David Grahame Shane is Adjunct Professor in the Urban Design program at Columbia GSAPP.
Shane studied architecture at the Architectural Association, London,
graduating in 1969 with his Dream City Thesis published in the AA125
Volume (1972). He continued with an M.Arch in Urban Design (1971) and then an
Architectural and Urban History Ph.D. (1978) with Colin Rowe at Cornell University.
Professor Rowe incorporated Shane's Urban Patterns in London drawing into Collage
City (1978). After Cornell Shane organized the First Year Unit 1 Urban Design studio for
Alvin Boyarsky at the AA 1972-76 and then taught at Bennington College while
completing his PhD., coming to Columbia in 1985. During this period he published
widely in Architectural Design (London), Lotus International (Milan) and Artforum
In 1990 he started teaching Urban Design studios and added UD seminars
from 1991-97. He then switched to the Recombinant Urbanism Seminar in the Spring
Semester 1998. During this period he also taught at the University of Pennsylvania, the Cooper Union, and at City College with
Professor Michael Sorkin in the UD Program (2000-2005).
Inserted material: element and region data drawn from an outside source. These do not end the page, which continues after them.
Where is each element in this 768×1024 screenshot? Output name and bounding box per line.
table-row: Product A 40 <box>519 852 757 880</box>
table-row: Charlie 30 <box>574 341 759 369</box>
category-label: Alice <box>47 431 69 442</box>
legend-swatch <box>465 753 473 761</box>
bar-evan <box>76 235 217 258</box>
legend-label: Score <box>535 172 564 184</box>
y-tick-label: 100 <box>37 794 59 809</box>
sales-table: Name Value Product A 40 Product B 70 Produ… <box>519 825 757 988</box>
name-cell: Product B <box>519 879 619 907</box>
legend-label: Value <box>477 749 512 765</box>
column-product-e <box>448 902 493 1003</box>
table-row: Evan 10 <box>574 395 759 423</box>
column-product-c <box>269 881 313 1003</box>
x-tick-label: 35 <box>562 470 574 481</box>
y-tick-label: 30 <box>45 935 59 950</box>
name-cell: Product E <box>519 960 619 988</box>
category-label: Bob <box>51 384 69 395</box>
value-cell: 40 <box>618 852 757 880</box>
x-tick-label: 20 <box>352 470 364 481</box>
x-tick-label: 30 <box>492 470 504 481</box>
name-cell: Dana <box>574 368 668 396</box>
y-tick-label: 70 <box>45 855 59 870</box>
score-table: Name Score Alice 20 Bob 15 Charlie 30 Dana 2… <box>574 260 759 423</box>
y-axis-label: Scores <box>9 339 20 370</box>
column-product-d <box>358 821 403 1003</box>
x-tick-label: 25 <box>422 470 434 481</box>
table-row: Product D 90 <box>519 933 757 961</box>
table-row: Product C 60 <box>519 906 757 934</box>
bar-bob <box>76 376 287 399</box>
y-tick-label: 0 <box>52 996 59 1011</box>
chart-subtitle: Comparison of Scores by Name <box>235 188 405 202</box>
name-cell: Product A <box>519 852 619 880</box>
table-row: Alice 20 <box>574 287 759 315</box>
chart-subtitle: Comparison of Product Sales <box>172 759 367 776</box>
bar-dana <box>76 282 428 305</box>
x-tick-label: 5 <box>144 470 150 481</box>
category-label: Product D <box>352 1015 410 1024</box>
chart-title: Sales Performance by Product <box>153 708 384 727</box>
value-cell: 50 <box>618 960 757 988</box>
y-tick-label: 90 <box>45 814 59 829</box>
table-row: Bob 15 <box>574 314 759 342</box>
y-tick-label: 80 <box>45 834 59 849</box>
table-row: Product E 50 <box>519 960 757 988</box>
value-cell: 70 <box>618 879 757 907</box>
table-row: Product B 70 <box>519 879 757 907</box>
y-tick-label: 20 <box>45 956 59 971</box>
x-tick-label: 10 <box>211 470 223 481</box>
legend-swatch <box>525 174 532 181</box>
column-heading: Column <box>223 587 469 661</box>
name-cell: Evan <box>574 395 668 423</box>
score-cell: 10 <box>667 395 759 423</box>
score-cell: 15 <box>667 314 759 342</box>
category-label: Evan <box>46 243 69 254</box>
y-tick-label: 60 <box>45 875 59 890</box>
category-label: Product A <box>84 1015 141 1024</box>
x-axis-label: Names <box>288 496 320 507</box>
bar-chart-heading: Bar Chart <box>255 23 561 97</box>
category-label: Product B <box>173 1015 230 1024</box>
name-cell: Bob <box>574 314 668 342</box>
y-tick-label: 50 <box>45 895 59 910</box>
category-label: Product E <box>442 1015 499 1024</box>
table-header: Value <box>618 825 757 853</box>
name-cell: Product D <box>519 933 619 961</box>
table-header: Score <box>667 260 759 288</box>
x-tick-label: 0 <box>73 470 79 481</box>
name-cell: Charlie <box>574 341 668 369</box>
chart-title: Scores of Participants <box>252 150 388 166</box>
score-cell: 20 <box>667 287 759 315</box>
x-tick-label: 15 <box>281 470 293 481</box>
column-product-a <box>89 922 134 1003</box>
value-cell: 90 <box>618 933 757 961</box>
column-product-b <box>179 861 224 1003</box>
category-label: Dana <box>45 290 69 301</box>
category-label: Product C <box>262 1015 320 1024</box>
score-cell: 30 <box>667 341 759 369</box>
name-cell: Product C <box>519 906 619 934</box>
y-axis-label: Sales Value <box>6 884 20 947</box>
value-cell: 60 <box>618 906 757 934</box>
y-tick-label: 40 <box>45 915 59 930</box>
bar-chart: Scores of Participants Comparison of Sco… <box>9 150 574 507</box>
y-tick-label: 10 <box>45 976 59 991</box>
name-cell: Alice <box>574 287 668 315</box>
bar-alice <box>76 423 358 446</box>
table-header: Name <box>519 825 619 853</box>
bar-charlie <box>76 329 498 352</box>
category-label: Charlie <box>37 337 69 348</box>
During the 90s Shane wrote about New York's urban fragmentation, enclaves and heterotopias for many
professional and international publications. He published his article the "Short History
of Landscape Urbanism" in the Harvard Architectural Review in 2003. He published
Recombinant Urbanism: Conceptual Modeling in Architecture, Urban Design and City
Theory (2005) and co-edited with Brian McGrath the Architectural Design title Sensing
the 21st Century City: Close-Up and Remote (2005). Urban Design Since 1945; a
Global Perspective (2011). Since 1999 Shane has participated in the UD PhD program
at the IUAV Venice with Professors Secchi and Vigano and is also currently a Visiting
Professor at the Milan Polytechnic.
In 1999 he gave the
Yokohama Bi-Annual Urban Design Lecture and has lectured widely in Bangkok,
Singapore, Hong Kong, Nanjing, Shanghai and Beijing. He has published in
architectural journals in Europe, the USA and Asia. Recent examples include Block,
Superblock and Megablock; A Short History (2014) online at Archiduecitta, Chinese
Rapid Urbanization and the Megacity in Cities in Transition (NAi, 2015) and A Short
History of Hong Kong Malls and Towers in Stefan Als (Ed.) Mall City (2016).